Marie-Arlette Carlotti ministre et tête de liste PS-EELV l’emporterait de justesse face au maire sortant UMP-UDI Bruno Gilles. Mais le FN est en nette augmentation par rapport à 2008…

Des huit secteurs que compte Marseille, c'est lui qui pourrait décider de la couleur de la ville dans sa globalité pour les six années à venir. Dans le 3e secteur, qui regroupe les 4e et 5e arrondissements, la liste PS-EELV menée par la ministre déléguée aux Personnes handicapées Marie-Arlette Carlotti l’emporterait d’un petit point face au maire sortant UMP-UDI Bruno Gilles (43% contre 42%), selon un sondage Ifop pour 20 Minutes et i-Télé. Face à ce scrutin incertain, c’est le Front National qui devrait arbitrer le match.

Le secteur connait «une profonde modification de son paysage électoral par rapport à 2008, à cause de la percée du FN», explique Frédéric Dabi, le directeur général adjoint de l’Ifop. Car si lors des dernières élections, le parti d’extrême droite avait recueilli 6,3% des voix au premier tour, il enregistrerait six ans plus tard 19% des suffrages avec son candidat Jean-Pierre Baumann, selon notre sondage. Le FN, troisième derrière Bruno Gilles (35%) et Marie-Arlette Carlotti (29%) provoquerait donc une triangulaire et le comportement de ses électeurs devrait décider de l’issue de l’élection.

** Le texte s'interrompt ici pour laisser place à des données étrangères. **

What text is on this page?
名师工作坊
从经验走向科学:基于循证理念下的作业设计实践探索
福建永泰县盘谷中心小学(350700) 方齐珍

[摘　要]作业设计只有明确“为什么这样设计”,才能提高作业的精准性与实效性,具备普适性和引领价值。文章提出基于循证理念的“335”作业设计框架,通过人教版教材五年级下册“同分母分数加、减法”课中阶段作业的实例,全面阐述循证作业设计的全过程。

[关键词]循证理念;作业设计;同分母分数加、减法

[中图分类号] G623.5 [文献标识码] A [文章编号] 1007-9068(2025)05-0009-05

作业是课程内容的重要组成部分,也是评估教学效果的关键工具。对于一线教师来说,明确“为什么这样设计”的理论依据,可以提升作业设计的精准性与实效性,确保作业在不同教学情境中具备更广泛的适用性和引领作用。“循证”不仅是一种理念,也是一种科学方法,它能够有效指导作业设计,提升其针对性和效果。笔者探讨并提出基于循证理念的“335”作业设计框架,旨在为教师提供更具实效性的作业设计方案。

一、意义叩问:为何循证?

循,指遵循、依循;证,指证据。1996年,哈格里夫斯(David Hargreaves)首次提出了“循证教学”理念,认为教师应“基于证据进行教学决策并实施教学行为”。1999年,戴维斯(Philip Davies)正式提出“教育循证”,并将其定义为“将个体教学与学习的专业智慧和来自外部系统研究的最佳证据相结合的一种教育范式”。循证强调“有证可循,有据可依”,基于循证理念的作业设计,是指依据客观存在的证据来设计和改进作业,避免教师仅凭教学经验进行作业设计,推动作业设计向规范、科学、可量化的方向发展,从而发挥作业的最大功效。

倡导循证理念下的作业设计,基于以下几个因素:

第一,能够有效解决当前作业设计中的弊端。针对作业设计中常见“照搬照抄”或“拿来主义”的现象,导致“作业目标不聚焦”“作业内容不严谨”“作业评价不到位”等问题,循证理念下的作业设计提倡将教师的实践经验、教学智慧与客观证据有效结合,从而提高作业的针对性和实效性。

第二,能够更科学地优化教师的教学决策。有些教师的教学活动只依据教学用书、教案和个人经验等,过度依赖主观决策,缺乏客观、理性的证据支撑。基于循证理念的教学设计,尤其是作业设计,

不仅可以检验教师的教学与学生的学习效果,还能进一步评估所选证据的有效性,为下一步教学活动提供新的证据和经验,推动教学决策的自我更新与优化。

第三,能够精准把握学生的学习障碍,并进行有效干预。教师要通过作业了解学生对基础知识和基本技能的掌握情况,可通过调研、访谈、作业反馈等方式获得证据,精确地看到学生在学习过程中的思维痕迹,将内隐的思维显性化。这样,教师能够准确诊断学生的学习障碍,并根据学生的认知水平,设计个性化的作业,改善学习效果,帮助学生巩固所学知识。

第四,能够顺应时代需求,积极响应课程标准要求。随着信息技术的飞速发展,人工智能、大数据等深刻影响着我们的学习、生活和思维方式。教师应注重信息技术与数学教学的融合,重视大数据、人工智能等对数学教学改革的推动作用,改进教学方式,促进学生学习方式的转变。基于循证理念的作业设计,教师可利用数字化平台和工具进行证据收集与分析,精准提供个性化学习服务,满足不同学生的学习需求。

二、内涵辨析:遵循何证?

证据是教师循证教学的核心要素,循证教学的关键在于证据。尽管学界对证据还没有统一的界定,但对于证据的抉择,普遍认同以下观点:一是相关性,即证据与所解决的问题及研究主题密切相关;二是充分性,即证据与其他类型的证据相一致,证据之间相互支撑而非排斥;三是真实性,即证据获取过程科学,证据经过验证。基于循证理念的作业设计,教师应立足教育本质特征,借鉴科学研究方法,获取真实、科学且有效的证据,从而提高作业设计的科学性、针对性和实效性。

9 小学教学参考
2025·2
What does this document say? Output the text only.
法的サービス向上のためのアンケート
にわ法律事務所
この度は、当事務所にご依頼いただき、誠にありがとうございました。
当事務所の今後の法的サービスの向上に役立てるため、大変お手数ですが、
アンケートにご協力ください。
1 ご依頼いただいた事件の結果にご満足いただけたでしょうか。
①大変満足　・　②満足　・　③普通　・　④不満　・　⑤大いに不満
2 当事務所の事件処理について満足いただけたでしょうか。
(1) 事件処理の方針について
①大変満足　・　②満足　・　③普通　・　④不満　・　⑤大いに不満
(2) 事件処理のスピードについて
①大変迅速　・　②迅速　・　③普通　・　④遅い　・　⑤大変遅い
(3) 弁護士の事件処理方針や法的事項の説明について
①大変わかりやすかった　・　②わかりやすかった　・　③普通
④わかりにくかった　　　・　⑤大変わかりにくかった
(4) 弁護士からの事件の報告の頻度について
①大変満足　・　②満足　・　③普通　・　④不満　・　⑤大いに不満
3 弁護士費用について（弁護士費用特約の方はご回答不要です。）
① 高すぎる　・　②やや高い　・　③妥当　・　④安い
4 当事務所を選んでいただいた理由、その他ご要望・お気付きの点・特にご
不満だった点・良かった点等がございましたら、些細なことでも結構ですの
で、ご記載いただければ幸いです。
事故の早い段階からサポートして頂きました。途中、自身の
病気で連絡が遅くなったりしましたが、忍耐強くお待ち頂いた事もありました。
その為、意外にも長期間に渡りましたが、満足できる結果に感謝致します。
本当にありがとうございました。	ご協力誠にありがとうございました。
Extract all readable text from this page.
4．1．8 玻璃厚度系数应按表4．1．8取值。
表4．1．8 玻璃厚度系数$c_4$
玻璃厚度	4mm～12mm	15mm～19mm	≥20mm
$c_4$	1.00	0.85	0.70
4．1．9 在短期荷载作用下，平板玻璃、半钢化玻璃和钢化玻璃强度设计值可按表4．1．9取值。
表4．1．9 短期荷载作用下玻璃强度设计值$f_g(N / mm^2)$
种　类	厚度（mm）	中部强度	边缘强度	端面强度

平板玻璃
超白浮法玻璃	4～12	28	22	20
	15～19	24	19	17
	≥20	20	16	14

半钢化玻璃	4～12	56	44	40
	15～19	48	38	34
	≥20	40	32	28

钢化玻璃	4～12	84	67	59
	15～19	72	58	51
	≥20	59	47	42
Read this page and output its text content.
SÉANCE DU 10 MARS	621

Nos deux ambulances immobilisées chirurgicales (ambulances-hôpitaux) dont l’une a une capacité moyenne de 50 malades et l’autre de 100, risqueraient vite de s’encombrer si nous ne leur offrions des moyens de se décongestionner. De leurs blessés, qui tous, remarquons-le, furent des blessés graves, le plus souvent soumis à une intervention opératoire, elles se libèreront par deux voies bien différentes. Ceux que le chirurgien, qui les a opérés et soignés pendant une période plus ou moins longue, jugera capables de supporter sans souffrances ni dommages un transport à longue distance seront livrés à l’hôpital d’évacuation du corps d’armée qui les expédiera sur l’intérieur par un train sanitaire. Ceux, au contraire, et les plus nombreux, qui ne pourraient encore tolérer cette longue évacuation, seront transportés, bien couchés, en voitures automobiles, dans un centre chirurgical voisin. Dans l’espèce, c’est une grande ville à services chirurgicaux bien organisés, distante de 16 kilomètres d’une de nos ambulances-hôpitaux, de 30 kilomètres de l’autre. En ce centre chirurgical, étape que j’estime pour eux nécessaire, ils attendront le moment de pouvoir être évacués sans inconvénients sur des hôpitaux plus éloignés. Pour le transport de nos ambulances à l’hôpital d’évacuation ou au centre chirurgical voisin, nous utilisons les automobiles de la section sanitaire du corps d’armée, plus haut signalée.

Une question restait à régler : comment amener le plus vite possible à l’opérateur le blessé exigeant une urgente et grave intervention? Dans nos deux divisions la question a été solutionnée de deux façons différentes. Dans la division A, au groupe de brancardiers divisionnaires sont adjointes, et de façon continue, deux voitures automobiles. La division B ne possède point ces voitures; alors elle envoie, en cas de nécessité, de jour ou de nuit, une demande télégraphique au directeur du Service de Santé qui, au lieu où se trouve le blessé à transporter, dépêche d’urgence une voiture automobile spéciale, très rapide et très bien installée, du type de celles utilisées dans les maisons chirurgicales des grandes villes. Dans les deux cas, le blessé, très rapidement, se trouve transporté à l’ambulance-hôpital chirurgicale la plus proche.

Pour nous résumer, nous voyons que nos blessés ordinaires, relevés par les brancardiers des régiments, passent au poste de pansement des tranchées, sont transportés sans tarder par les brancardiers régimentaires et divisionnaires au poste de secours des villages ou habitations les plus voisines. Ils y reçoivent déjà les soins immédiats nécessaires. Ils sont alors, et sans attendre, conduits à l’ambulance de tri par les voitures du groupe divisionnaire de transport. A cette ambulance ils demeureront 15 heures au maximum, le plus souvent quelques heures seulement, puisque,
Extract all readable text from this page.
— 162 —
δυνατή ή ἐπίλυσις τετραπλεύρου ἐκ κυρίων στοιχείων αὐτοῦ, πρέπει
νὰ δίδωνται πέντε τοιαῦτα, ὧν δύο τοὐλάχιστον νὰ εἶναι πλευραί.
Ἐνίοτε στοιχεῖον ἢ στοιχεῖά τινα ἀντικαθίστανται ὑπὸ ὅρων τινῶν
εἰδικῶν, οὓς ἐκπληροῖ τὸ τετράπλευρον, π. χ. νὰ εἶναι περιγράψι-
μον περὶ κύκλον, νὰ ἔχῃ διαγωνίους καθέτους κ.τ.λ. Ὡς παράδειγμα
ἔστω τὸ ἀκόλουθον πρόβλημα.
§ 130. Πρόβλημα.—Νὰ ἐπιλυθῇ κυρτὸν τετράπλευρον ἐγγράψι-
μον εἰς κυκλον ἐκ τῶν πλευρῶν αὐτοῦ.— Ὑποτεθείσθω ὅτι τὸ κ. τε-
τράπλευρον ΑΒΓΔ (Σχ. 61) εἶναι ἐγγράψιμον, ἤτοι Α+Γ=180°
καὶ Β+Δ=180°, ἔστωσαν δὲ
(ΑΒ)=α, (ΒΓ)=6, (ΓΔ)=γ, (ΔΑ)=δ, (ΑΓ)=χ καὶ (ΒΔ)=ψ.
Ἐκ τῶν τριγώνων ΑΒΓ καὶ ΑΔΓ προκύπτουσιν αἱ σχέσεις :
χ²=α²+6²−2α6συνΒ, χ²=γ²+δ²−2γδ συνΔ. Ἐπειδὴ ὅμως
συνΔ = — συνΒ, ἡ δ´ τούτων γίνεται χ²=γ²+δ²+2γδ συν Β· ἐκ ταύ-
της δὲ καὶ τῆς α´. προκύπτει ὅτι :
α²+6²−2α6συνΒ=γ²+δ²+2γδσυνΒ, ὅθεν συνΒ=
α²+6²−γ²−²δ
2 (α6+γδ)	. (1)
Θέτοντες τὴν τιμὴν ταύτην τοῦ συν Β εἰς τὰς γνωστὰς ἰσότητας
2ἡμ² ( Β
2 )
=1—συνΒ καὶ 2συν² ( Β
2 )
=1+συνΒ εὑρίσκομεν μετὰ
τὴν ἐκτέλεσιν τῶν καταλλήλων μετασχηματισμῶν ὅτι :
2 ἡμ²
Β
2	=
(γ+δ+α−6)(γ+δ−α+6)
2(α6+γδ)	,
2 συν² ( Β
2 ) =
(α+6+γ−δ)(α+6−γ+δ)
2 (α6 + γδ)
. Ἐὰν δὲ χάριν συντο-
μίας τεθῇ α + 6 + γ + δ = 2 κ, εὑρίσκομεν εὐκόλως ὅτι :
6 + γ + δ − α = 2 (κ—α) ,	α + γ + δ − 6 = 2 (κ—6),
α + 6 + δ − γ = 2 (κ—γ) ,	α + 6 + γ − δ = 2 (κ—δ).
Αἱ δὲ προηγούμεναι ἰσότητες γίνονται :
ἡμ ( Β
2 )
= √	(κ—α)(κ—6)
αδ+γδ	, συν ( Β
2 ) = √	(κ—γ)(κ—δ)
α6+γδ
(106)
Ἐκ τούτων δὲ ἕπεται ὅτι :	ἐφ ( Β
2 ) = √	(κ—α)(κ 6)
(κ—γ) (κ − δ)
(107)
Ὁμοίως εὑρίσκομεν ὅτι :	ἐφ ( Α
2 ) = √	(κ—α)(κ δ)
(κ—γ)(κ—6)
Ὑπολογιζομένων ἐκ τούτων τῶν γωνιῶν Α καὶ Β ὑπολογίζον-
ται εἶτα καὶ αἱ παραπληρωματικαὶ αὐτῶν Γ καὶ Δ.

Un «vote utile anti-gauche» de la part des électeurs FN

Au second tour, le score du FN baisserait assez nettement pour arriver à 15%. Une diminution qui devrait profiter au candidat UMP et s’explique par «un vote utile anti-gauche» de la part d’électeurs ayant voté Front National au premier tour et «qui ne veulent surtout pas du Parti socialiste», explique le sondeur. Ainsi, 22% des votants FN du premier tour préfèrent mettre un bulletin UMP dans l’urne au second plutôt que choisir à nouveau Jean-Pierre Baumann.

Cependant, la candidate socialiste peut elle aussi compter au second tour sur un report de voix favorable, celui des électeurs Front de gauche (FdG). La liste FdG emmenée par Isabelle Pasquet obtiendrait 12% des voix au premier tour et 86% de ses votants choisiraient Carlotti au second. Un score conséquent «quand on voit le discours du Front de gauche au sujet des socialistes», note Frédéric Dabi, «d’autant que Marie-Arlette Carlotti est ministre».